É bem verdade que, tanto audiências públicas, conselhos e conferências, no nosso país, ainda precisam de mais pluralidade, participação e legitimidade diante das diversas esferas. O objetivo de quem persegue uma democracia plena é fazer com que, cada vez mais, mais pessoas e organizações participem desses espaços e mobilizem-se para que seus encaminhamentos sejam respeitados pelos sujeitos responsáveis por implementá-los.
Mas o “revogaço” anunciado pelo decreto 9759, assinado semana passada pelo atual presidente da República vai na contramão disso tudo. Ao invés de fortalecer as instâncias de participação e controle social, o governo federal pretende acabar com dezenas desses órgãos, em nível federal. Alguns desses colegiados, como por exemplo o Comitê Gestor da Internet no Brasil (CGI), o Conselho Nacional de Segurança Pública (Conasp), o Conselho Nacional dos Direitos da Pessoa com Deficiência (Conade) e o Conselho Nacional de Segurança Alimentar (Consea), têm sido referência na formulação de programas e projetos que contribuíram bastante para a construção de políticas pra cada um desses setores.
O autoritarismo não gosta de divergência, de debate, de disputa democrática em espaços igualitários de poder. Prefere a política do cochicho no ouvido. Do almoço em família. Do telefonema do amigo. Do happy hour no country club.
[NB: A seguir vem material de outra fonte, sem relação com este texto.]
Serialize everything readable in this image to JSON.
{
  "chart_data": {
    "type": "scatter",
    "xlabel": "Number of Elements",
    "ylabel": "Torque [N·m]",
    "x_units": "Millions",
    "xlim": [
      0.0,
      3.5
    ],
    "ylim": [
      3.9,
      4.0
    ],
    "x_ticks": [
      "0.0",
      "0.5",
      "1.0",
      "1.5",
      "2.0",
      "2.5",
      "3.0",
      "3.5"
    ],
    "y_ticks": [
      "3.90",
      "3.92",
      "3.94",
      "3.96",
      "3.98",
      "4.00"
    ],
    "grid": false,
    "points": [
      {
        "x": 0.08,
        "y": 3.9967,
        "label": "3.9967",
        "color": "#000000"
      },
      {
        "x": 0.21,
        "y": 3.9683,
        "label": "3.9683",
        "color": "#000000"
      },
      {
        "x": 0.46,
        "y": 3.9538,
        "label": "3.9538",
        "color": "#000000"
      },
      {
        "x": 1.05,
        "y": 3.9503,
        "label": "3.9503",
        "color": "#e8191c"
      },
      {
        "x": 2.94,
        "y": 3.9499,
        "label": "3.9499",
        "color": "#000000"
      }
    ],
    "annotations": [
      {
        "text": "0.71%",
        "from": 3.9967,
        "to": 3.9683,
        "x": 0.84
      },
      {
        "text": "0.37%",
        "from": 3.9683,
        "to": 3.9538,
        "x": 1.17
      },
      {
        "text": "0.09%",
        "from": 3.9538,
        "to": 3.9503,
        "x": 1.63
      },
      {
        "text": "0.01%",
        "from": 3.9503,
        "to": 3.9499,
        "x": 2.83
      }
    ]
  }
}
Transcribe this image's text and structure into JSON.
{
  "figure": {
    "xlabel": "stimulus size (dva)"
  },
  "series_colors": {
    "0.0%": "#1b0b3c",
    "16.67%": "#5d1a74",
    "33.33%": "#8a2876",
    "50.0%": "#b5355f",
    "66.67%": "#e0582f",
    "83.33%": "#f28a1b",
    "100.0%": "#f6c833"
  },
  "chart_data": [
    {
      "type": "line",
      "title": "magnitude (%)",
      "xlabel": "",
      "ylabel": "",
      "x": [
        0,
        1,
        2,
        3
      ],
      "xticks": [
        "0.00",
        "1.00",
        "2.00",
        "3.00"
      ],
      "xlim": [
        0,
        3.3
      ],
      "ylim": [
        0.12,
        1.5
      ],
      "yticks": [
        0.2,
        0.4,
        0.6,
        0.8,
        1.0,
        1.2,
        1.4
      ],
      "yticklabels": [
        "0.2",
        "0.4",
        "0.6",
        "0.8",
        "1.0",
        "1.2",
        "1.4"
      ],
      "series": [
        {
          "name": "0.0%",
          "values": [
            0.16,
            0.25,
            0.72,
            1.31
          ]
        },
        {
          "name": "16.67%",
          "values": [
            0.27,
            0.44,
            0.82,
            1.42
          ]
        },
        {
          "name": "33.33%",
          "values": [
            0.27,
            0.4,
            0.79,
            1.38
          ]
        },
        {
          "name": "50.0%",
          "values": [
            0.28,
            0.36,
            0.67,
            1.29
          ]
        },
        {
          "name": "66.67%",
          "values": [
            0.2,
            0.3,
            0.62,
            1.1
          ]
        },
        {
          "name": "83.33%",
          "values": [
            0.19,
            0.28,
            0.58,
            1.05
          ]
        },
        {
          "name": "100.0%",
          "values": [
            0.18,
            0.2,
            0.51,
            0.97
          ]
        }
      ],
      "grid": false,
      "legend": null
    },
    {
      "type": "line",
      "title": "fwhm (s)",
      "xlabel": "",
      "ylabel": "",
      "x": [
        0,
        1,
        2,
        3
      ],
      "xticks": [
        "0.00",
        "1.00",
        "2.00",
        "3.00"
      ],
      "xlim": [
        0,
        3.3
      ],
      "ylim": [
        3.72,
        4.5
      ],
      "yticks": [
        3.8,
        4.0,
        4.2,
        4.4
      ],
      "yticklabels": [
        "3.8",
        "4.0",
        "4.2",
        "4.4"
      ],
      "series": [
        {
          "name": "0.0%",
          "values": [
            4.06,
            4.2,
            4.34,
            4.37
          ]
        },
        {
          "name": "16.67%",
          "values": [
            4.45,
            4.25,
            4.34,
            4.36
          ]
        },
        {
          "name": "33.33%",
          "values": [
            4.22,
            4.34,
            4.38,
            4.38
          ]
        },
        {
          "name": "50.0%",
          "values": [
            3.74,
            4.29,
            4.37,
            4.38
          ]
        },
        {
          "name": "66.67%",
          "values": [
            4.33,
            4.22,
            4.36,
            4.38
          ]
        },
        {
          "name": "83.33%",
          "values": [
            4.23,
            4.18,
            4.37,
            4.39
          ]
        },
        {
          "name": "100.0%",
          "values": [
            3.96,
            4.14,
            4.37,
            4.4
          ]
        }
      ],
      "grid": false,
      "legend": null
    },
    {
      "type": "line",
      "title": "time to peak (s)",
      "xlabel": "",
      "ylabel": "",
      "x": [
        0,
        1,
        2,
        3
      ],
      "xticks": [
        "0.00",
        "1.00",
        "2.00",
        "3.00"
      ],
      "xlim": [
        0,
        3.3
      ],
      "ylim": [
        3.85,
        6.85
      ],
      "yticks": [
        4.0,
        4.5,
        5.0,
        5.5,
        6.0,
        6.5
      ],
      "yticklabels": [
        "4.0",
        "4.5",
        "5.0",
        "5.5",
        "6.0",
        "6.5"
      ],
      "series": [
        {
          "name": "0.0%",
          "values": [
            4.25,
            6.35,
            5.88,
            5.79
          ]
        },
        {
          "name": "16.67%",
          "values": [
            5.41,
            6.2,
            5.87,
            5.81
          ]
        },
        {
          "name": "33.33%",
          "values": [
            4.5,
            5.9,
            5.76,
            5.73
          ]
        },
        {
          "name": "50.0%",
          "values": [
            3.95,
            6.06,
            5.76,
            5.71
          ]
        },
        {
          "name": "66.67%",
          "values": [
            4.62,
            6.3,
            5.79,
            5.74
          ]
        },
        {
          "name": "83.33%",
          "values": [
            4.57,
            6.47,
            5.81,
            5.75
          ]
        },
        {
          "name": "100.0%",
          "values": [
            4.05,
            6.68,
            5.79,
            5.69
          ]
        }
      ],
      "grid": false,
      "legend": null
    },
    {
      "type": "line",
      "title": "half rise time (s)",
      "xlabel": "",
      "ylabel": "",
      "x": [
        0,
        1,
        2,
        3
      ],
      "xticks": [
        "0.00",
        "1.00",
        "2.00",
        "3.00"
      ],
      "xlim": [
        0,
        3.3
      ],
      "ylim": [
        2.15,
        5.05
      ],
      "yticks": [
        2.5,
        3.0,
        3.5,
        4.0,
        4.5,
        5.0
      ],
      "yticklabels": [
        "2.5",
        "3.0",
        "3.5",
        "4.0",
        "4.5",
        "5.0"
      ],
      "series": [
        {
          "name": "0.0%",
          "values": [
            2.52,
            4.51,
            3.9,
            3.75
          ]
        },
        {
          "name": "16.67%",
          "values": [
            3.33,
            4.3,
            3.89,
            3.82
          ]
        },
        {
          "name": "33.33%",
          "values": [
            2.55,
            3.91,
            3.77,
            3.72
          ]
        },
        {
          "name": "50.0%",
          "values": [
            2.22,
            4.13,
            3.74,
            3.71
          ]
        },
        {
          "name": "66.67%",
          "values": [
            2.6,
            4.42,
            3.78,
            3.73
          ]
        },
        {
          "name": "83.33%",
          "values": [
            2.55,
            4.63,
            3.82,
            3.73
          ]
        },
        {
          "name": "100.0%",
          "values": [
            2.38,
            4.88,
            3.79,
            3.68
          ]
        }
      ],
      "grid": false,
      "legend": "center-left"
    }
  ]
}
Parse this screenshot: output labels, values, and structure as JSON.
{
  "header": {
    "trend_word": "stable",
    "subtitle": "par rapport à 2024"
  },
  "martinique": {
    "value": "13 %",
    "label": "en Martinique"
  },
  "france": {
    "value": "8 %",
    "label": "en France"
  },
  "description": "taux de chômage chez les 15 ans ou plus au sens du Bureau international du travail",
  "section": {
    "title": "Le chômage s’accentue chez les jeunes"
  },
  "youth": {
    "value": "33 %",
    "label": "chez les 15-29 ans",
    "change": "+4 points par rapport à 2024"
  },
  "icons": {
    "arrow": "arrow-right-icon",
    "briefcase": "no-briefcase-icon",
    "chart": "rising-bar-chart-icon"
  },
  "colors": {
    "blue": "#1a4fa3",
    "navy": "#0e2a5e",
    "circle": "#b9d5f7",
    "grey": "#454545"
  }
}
A todas estas formas escusas de debate sobre a coisa pública, o novo governo acrescenta um arremedo de participação enviesada quando, por exemplo, toma decisões (ou, mais frequentemente, volta atrás nelas) a partir de medições em redes sociais. Nessa lógica perversa que exclui boa parte da população, ainda sem acesso à banda larga e muitas vezes analfabeta digitalmente, democracia é o que menos se tem, afinal de contas, a régua do governo mede de forma diferente posicionamento de perfis que aplaudem ou discordam das linhas centrais da atual gestão.
Quando, numa canetada, o presidente anuncia a extinção de órgãos em que praticamente todas as pessoas interessadas (independente de cor partidária ou visão de mundo) têm a prerrogativa de buscar a participação, fecham-se as portas do debate e se enfraquece até o combate à corrupção.
Afinal de contas, quanto menos gente olhando de perto, mais fácil burlar regras e pegar atalhos nem sempre republicanos. Mais uma vez, em nome de um pretenso “combate à ideologia”, a ultradireita que tomou o poder no Brasil empurra a sua própria ideologia goela abaixo de um país cada vez mais perplexos com os rumos que tomou.
No início da semana, meu partido, o PSOL, protocolou ação popular na Justiça Federal pedindo a anulação do decreto que atenta contra a Constituição de 88 e as normas internacionais de direitos humanos. Uma medida, sem dúvida, importante. Mas que não será suficiente para barrar o retrocesso se não contar com o apoio e a mobilização que precisa vir de toda a sociedade. Que não nos calemos para sempre.